Forget, for a moment, the bas-reliefs of Angkor Wat. The true national monument of the 1960s was not something you visited—it was something you listened to. It was funk. In Cambodia’s extraordinary history, there exists a stretch of time, a parenthesis of silk and vinyl, utterly singular, that nostalgics call the “Golden Age.” Between the end of the French protectorate in 1953 and the looming shadow of the Khmer Rouge in 1975, the kingdom experienced an unprecedented cultural effervescence. At the heart of this metamorphosis stood Kep-by-the-Sea: a tropical Riviera where modernist architecture, princely dandyism, and the electric rhythms of a hybrid funk gave birth to a way of life found nowhere else in the world—before history abruptly cut the sound.

The stage of tropical modernism
Who would have guessed, strolling through Kep today, that this now slightly faded, gently obsolete seaside town was, in the 1960s, the boldest showcase of Khmer modernity ? Under the impetus of Prince Norodom Sihanouk, himself a filmmaker, musician, and aesthete, the city filled with hundreds of experimental villas. Here, concrete was not meant to be cold, it was the language of “New Khmer Architecture.” Inspired by Le Corbusier yet adapted to the tropical climate, architects such as Vann Molyvann raised suspended houses with butterfly roofs and perforated façades of brise-soleil, defying gravity above the Gulf of Thailand.
Within these cases of pure geometry, Phnom Penh’s elite came to escape the capital’s heat. Diplomats, artists, and a gilded youth mingled there, all wrapped in a relaxed elegance, linen shorts and trapeze dresses, foreshadowing a tropical dandyism that rivaled the Côte d’Azur or Palm Springs. It was the perfect setting for the Sangkum’s cultural project: to present a Cambodia that was elegant, contemporary, self-assured, and finally free of the colonial gaze.

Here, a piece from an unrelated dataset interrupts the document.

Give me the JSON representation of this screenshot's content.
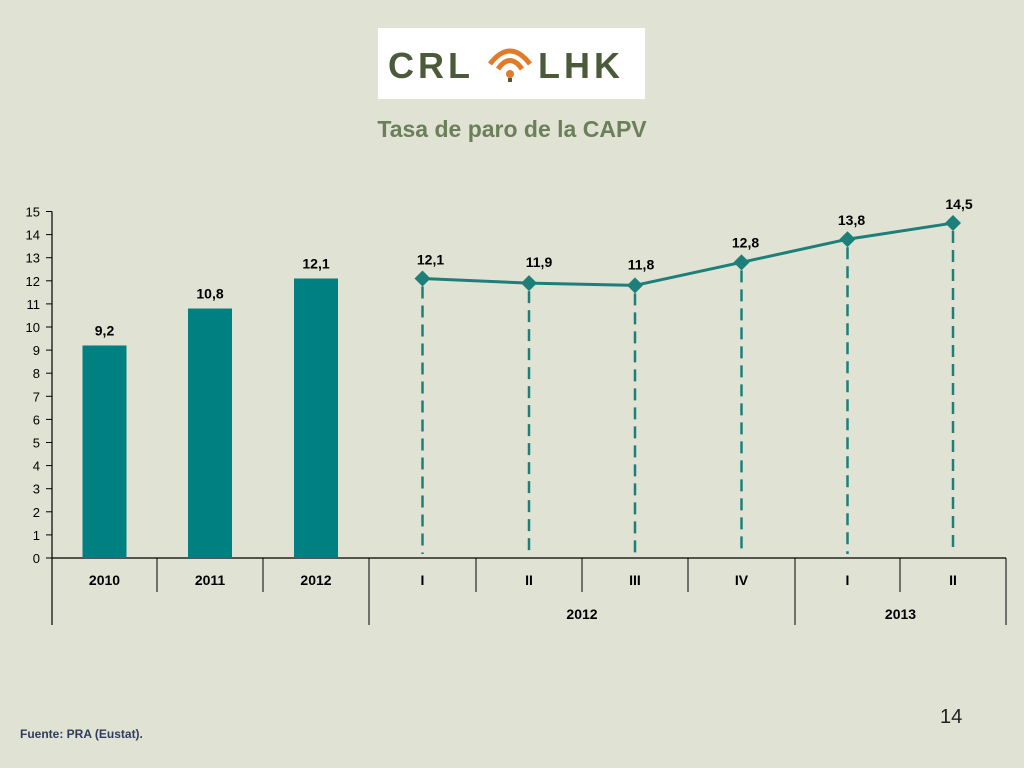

The soundtrack of an electric kingdom
But Kep would have been nothing more than a film set without its soundtrack. At the time, Cambodian radio picked up waves from American bases in neighboring South Vietnam. Rock ’n’ roll, surf rock, then funk, psychedelia, and even French yé-yé seeped into the ears of local musicians. A miraculous fusion followed : the marriage of electric instruments, fuzz guitars or Hammond organs, with melancholic scales and traditional Khmer vocals. Cambodian funk-rock was born.
Sinn Sisamouth, “the King,” an absolute crooner with a velvet voice, adapted Western ballads while composing irresistible rock anthems. Ros Serey Sothea, the “Golden Voice,” brought yé-yé energy and a vocal power that still resonates today on the turntables of collectors worldwide. Pan Ron, more rebellious and provocative, injected funk rhythms into go-go hips in the resort’s clubs.
In Kep, during evenings at the Yacht Club or in the gardens of private villas, carefree abandon reigned. People danced the twist, the agogo, and an electrified ramvong to saturated guitars, while Prince Sihanouk organized impromptu jazz festivals, making Kep the center of gravity of Asian cool. Kep embodied a confident, elegant Cambodia, firmly in step with the world’s tempo. Ah ! Once again, I seem to have the knack for being born in the wrong era. I console myself by thinking that arriving too late for the party sometimes offers a clearer view than having danced in it.


A brilliant interlude, brutally closed
This perpetual fête, this “swinging Phnom Penh” transplanted to the seaside, came to a brutal end in April 1975. The Khmer Rouge’s rise to power did not merely mark the end of a political regime; it was an attempt to erase a culture entirely. Music was declared “imperialist,” instruments were smashed, and artists were among the first targets of the purge. Sinn Sisamouth, Ros Serey Sothea, and Pan Ron vanished, taking with them the secrets of their melodies. In Kep, villas were evacuated, looted, then abandoned. The Khmer Rouge, and later the jungle, reclaimed their rights.
Kep and the art of disappearance
Today, Kep presents a fascinating face: that of an “elegant decay.” Along the coastal roads, one still glimpses these concrete skeletons—gutted modernist villas whose staircases lead nowhere, once glorious, their walls still bearing bullet scars.
Yet the funk never entirely went silent. Thanks to devoted enthusiasts and contemporary bands who unearthed vinyl miraculously saved from the earth, the sound of Kep lives again. Discerning travelers come in search of this scent of nostalgia, a singular atmosphere where the discreet luxury of today’s boutique hotels converses with the ghosts of a radiant past.
Kep, antithesis of Sihanoukville, remains a land of languor where, if you listen closely at sunset, you can still hear the crackle of an old 45 rpm record and the laughter of a youth who believed the music would never stop.